I untangle my amusingly short headphone lead from a bus ticket and stuff it into my blue record bag. The bag bearing a stencilled image of Bill Hicks smoking a tab. It goes everywhere, holds everything, taunts the world with its irreverent image and the potential it embodies.
'What's he building in there?'
Each day a small crisis of diet. To seek out the best takeaway foodstuffs. The least expensive/least unhealthy ratio. Or as the Indians would say ‘cheap and best!’
So far Boots The Chemist do a good line in a bland sandwich. They are skilled at taking sandwiches and removing all salt, pepper, spice and butter, and then adding a hunk of cucumber just to irritate me.
I drag fruit around with me at all costs in my big record bag of stuff. My guitar in one hand, taken each way by the wind, precariously hidden beneath an ugly cheap black plastic guitar sack which keeps most of it from getting soused in rain.
My shoulder aches from the weight of apples and bananas and a novel and a big red notebook from Varanasi. My lovely notebook, thick with much page potential and a red cotton on brown card covering.
As I march around town I often listen to recorded versions of my songs. Increasingly I realise how talented other musicians are for making their music NOT sound like it was recorded with the most basic of tools in the corner of a small room.
Hours on top of hours listening again to the same collection of clumsily picked chords, uncompressed vocals flying in and out of aural harmony. Adding bits of keyboard drums, poking out some improv tabla.
In my Bill Hicks/H&M collaboration bag, I carry with me a spare set of THICK socks. The three pairs of identical looking blue skate shoes that I insist on not repairing (or replacing) have noticeable (by their presence) holes in the sole. This makes any short walk outside sadly tinged with cold footed depression. Everything’s ugly when your feet are wet and cold.
Last night I went to the cinema for fun, as a patron, to watch a recent live concert by Neil Young. A delightful cheese fest, which I enjoyed alone, in the shared dark room of strange middle aged men and their wives. I sat up front and I drank in every country chord and folk wash and string arrangement and lyric of Canadian ranches and broken women and drugged out deslolation.

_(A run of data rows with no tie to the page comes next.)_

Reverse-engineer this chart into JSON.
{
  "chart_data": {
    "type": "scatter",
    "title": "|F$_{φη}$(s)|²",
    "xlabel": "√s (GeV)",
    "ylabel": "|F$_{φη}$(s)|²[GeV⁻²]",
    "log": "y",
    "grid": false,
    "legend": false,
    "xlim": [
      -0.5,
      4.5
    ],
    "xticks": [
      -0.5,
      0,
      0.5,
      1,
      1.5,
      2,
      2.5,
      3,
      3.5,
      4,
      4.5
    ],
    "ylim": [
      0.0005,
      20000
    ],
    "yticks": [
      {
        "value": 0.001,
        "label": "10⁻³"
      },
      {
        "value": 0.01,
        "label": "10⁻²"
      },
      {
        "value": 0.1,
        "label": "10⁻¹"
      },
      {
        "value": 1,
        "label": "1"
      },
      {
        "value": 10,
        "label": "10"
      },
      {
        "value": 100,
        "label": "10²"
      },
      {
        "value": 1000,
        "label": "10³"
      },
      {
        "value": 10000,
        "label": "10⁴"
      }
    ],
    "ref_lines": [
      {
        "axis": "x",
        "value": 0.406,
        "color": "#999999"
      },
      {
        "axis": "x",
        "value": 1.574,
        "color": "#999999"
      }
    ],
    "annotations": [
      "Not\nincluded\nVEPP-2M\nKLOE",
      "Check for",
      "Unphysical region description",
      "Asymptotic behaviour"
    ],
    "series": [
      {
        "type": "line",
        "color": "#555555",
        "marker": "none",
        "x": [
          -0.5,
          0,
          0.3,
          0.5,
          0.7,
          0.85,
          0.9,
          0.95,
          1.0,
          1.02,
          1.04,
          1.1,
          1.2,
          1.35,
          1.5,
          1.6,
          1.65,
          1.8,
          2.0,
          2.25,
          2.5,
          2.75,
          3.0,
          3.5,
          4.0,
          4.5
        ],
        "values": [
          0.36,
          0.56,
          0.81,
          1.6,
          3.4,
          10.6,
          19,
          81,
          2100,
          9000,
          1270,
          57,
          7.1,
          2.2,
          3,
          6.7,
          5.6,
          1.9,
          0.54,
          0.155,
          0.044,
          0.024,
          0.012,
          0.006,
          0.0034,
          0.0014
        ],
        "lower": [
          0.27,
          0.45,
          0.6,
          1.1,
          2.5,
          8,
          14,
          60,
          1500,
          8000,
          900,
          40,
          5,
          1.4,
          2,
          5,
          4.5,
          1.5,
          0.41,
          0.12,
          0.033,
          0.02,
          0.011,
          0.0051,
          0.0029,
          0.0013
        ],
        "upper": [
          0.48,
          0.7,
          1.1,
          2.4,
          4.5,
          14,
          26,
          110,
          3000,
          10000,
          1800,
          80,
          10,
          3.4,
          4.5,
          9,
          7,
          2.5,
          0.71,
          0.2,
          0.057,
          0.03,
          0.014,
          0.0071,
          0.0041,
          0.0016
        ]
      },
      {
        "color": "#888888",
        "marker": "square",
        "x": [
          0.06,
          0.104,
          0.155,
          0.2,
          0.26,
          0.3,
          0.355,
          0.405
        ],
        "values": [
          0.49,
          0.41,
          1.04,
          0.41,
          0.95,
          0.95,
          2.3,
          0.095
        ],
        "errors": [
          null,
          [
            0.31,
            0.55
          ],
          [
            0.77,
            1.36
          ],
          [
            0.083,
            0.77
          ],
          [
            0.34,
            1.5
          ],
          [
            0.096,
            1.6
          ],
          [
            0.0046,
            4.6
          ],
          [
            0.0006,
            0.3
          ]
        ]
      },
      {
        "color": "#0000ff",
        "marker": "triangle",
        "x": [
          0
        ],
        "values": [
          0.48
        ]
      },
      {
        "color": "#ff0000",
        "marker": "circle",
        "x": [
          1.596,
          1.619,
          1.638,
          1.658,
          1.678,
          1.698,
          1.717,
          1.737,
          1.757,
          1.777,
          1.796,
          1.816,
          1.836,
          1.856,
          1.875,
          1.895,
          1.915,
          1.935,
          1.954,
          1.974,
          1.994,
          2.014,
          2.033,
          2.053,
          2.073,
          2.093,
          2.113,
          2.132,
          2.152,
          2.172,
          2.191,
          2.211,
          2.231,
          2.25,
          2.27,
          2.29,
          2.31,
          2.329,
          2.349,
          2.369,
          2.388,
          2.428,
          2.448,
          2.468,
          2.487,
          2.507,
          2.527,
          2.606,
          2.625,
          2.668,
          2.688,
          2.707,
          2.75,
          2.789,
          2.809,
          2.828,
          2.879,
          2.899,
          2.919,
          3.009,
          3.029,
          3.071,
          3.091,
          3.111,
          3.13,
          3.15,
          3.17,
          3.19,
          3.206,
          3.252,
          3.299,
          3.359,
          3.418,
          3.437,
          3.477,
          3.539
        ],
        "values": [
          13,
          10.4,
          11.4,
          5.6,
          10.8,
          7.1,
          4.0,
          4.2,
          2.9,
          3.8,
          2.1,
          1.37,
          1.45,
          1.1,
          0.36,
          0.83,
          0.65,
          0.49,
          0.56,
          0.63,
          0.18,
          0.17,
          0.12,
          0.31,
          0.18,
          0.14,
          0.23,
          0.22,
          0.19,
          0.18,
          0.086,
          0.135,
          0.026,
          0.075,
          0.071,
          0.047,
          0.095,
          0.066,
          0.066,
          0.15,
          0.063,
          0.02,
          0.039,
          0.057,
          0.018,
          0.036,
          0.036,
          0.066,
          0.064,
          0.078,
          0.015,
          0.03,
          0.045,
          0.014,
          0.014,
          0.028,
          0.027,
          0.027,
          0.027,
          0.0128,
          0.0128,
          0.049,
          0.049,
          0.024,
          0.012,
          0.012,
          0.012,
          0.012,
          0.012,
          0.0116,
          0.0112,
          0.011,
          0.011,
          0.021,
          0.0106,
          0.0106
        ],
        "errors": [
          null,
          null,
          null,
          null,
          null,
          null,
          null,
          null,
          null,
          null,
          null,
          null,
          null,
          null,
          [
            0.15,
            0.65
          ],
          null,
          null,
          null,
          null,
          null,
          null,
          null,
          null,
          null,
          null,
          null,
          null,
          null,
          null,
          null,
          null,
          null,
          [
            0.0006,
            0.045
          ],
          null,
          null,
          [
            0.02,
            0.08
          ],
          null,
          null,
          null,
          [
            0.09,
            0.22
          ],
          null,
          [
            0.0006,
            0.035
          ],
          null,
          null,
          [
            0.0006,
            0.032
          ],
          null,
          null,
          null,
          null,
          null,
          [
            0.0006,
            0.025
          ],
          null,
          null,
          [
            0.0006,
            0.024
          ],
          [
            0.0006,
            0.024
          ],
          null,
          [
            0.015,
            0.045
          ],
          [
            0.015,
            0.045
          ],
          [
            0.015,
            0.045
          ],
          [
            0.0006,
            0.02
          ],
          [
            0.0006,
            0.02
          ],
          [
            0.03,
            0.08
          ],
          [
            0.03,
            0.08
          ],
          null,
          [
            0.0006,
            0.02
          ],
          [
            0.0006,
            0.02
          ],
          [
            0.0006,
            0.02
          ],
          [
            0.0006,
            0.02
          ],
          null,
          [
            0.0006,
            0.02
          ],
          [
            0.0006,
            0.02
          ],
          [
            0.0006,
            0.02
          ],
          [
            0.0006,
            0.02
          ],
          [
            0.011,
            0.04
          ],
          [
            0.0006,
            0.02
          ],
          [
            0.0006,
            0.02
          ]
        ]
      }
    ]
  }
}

I also played games with myself like, "Emmylou Harris, woman or machine?"
I wept during a particularly delicate rendering of Harvest Moon, a song forever associated with my distant wayward girl.
And then I walked home in a wet feet paradise, running the charva gauntlet.
Cinema shifts involve a pacing of mood.
Restraint, patience: waiting silently for customers to arrive.
Cheerfulness: smiling and welcoming, whilst doing a laid back best at making myself look useful or in some way relevant to the proceedings; at all times oozing potential assertiveness solutions for any possible cinematic crisis.
Then, snack in hand, I must emotionally strap in for whatever exploration of the heart they have in store for me.
I am increasingly aware of an audience’s reaction. Especially during a film I’ve seen a hundred times. I can watch a film from a totally different place dependent on who’s leading the crowd. I just wished that at least once someone would think that Marie Antoinette was a Snakes on a Plane-style spoof and laugh hysterically throughout. That would have improved the experience, immeasurably.
I gaze at the flicker and grain of the big furry picture on the wall. See those massive up close faces and huge foreign landscapes, impassively making imprints on my brain.
O the ambivalence of the image!
O the equality of the image!
Precious image!
Yesterday a woman left to the toilet to be physically sick after watching a rape scene in Red Road.
Sick vile image!
That’s tonight’s late afternoon viewing for me.
I haven’t once encountered a strong negative reaction from a cinema goer as the lights go up. No one has verbally owned up to disliking a film. Obviously the hunch of the shoulders and the darting floorward eyes are a dead giveaway.
But we become helplessly submissive during the big loud clever light pictures and agree to leave quietly at the end.
On closer enquiry I can usually tease out a genuine response, but perhaps it is Englishness; that vague projection of optimism blended with an unwillingness to offend that has everyone blithely say “yes, I enjoyed that.”
Yes, mustn’t offend the cinema assistant.
Logic: “that film was rubbish, and therefore by association, so are you.”
Besides, “we paid good money to see that film and it was on at the Tyneside and they show quality films right?”
Or as mommas say, it’s just that they haven’t anything good to say so it’s best they say nothing at all.
Jeez, I'd never get anything written.